WARTABANJAR.COM – Di tengah hiruk pikuk Kota Nanjing, Tiongkok, berdiri seorang pria sederhana yang telah menjadi cahaya bagi ratusan jiwa di ambang keputusasaan. Namanya Chen Si, pria yang selama lebih dari dua dekade menghabiskan setiap akhir pekannya di Jembatan Sungai Yangtze, jembatan terbesar dan tersibuk di negeri itu.
Sejak tahun 2003, Chen menjadikan jembatan itu sebagai tempat pengabdian sunyi — bukan untuk bekerja, melainkan untuk menyelamatkan nyawa.
Selama 21 tahun, ia telah menyelamatkan hampir 500 orang yang hendak mengakhiri hidupnya. Tanpa jabatan, tanpa uang, Chen hanya bermodalkan empati dan kebaikan hati yang tulus.

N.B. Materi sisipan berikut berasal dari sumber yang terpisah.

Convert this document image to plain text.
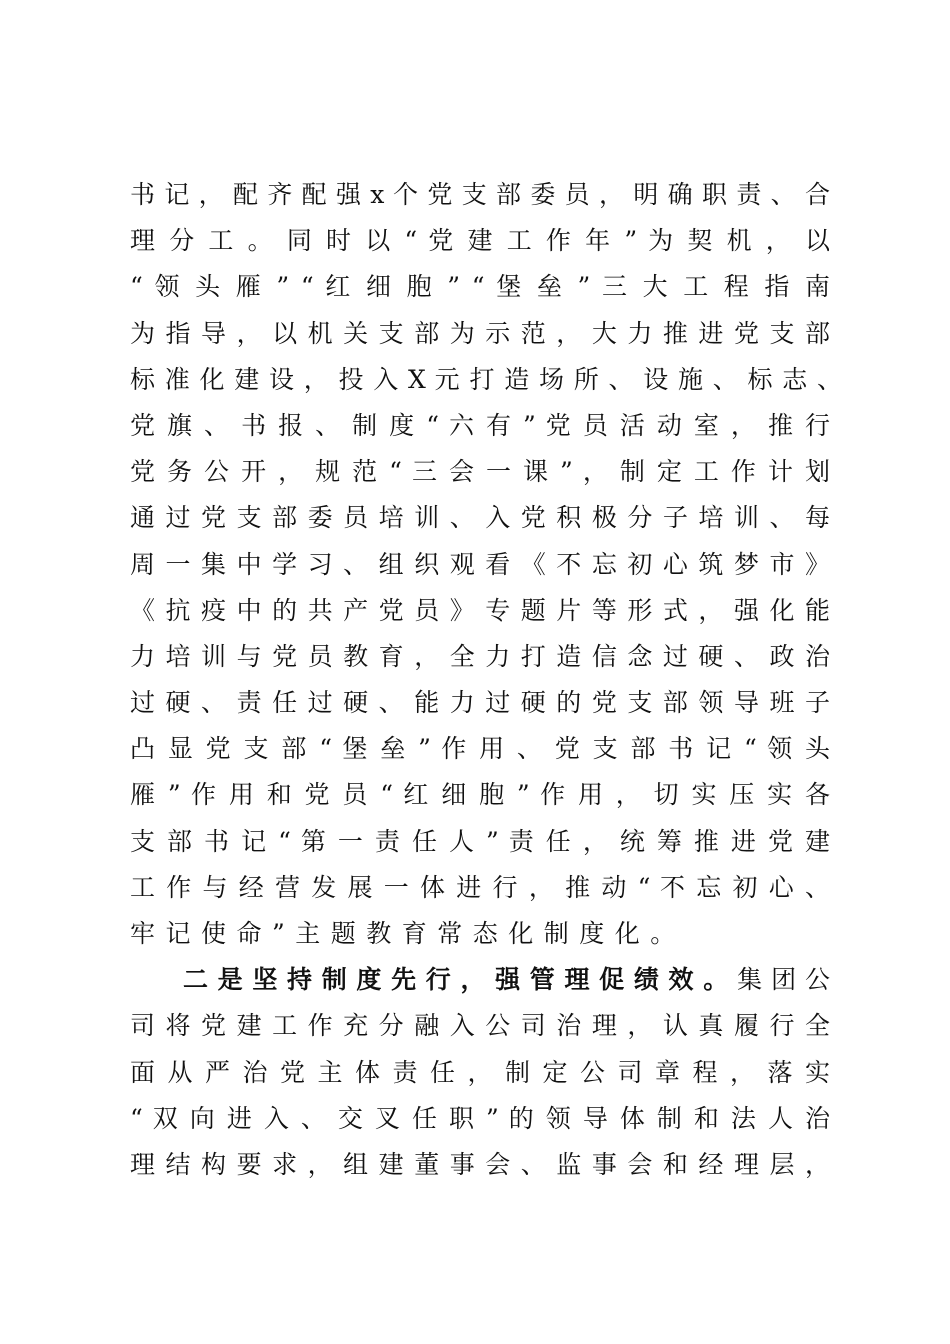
书 记 ， 配 齐 配 强 x 个 党 支 部 委 员 ， 明 确 职 责 、 合
理 分 工 。 同 时 以 “ 党 建 工 作 年 ” 为 契 机 ， 以
“ 领 头 雁 ” “ 红 细 胞 ” “ 堡 垒 ” 三 大 工 程 指 南
为 指 导 ， 以 机 关 支 部 为 示 范 ， 大 力 推 进 党 支 部
标 准 化 建 设 ， 投 入 X 元 打 造 场 所 、 设 施 、 标 志 、
党 旗 、 书 报 、 制 度 “ 六 有 ” 党 员 活 动 室 ， 推 行
党 务 公 开 ， 规 范 “ 三 会 一 课 ” ， 制 定 工 作 计 划
通 过 党 支 部 委 员 培 训 、 入 党 积 极 分 子 培 训 、 每
周 一 集 中 学 习 、 组 织 观 看 《 不 忘 初 心 筑 梦 市 》
《 抗 疫 中 的 共 产 党 员 》 专 题 片 等 形 式 ， 强 化 能
力 培 训 与 党 员 教 育 ， 全 力 打 造 信 念 过 硬 、 政 治
过 硬 、 责 任 过 硬 、 能 力 过 硬 的 党 支 部 领 导 班 子
凸 显 党 支 部 “ 堡 垒 ” 作 用 、 党 支 部 书 记 “ 领 头
雁 ” 作 用 和 党 员 “ 红 细 胞 ” 作 用 ， 切 实 压 实 各
支 部 书 记 “ 第 一 责 任 人 ” 责 任 ， 统 筹 推 进 党 建
工 作 与 经 营 发 展 一 体 进 行 ， 推 动 “ 不 忘 初 心 、
牢记使命”主题教育常态化制度化。
二 是 坚 持 制 度 先 行 ， 强 管 理 促 绩 效 。 集 团 公
司 将 党 建 工 作 充 分 融 入 公 司 治 理 ， 认 真 履 行 全
面 从 严 治 党 主 体 责 任 ， 制 定 公 司 章 程 ， 落 实
“ 双 向 进 入 、 交 叉 任 职 ” 的 领 导 体 制 和 法 人 治
理 结 构 要 求 ， 组 建 董 事 会 、 监 事 会 和 经 理 层 ，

Chen tidak berteriak. Ia mendengarkan.
Ia tidak menghakimi. Ia mengulurkan tangan.
Setiap kali melihat seseorang berdiri sendiri di tepi jembatan, ia mendekat perlahan, lalu berkata lembut,
“Ceritakan padaku apa yang membuatmu terluka. Mari kita cari jalan lain.”